Eksperci podkreślają jednak, że Polska wciąż musi walczyć o projekty z innymi krajami regionu.
- Jest kilka warunków, które muszą zostać spełnione, by do Polski przychodziły nowe projekty. Konieczne jest zapewnienie: stabilności i przewidywalności tworzonych rozwiązań prawnych i podatkowych, odpowiednich zasobów kadrowych (w tym otwarcie się na pracowników z zagranicy) i ich edukacji, a także wysokiego poziomu opieki inwestorskiej. W tym kontekście niepokoją nas nasilające się i wydłużające kontrole podatkowe oparte na różnicach interpretacyjnych, przedłużające się procedury legalizacji pobytu i pracy, a także zbyt słaba jakość edukacji cyfrowej.
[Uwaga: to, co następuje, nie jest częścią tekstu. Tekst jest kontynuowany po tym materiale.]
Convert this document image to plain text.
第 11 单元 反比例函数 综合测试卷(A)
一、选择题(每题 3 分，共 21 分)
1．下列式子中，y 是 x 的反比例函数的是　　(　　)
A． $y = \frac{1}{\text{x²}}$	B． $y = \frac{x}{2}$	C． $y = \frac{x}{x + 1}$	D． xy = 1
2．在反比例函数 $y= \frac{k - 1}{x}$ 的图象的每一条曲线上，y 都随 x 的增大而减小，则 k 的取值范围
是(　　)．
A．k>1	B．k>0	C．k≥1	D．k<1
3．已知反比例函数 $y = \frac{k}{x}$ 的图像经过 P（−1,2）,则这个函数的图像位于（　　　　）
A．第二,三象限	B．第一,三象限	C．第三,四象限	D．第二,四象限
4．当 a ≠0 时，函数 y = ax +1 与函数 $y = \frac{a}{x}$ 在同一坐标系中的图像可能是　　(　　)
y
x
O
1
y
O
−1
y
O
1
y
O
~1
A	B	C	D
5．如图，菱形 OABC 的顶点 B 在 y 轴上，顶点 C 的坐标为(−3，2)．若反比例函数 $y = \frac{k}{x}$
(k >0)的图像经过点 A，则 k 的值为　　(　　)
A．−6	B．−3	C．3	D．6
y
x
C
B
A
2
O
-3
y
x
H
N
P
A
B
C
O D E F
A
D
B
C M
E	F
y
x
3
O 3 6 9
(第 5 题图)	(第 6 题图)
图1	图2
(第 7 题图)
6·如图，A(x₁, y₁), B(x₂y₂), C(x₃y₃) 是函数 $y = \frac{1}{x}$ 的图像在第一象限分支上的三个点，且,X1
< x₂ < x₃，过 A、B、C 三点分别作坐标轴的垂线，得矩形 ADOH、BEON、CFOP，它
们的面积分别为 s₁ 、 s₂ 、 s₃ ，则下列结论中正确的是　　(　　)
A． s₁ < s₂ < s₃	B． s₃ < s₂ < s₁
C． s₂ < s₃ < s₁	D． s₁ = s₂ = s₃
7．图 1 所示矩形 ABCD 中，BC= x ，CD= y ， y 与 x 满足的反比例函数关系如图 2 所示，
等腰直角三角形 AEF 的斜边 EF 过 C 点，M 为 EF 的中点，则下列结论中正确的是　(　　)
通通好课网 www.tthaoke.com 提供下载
Co więcej, w dokumentach rządowych, kluczowych dla kształtowania polskiej gospodarki, jak Nowa Polityka Przemysłowa, stawia się na przemysł, a nie ma wyraźnego głosu rządu podkreślającego rolę i wsparcie dla dalszego rozwoju sektora nowoczesnych usług biznesowych - mówi Wioletta Bobryk, dyrektor ds. prawnych i compliance w ABSL.
Grzegorz Piechowiak, wiceminister rozwoju, pracy i technologii, zapewnia, że rząd dba o sektor.
- Centra Usług Wspólnych od kilku lat znajdują się w centrum zainteresowania polityki inwestycyjnej rządu i w tym zakresie nic się nie zmienia. Mówiąc o projektach takich jak KPO czy Nowy Ład mamy na myśli wdrażanie nowych instrumentów rozwojowych. Nasza ocena sytuacji wskazuje, że branża oczekuje raczej zmian w otoczeniu biznesu, np. większej elastyczności prawa pracy. Pozostajemy w stałym kontakcie z organizacjami przedsiębiorców i samym przedsiębiorcami. Współpracujemy z ABSL i licznymi firmami, które ulokowały swoje centra w Polsce. Pozostajemy też otwarci na ich opinie i sugestie. Dlatego chociaż w projektowanych programach nie pojawiają się nowe propozycje, bezpośrednio skierowane do tego sektora, to nie zmienia to faktu, że nadal są oni jednym z naszych najważniejszych partnerów, o szczególnym znaczeniu dla rynku pracy i polityki inwestycyjnej w Polsce - mówi Grzegorz Piechowiak.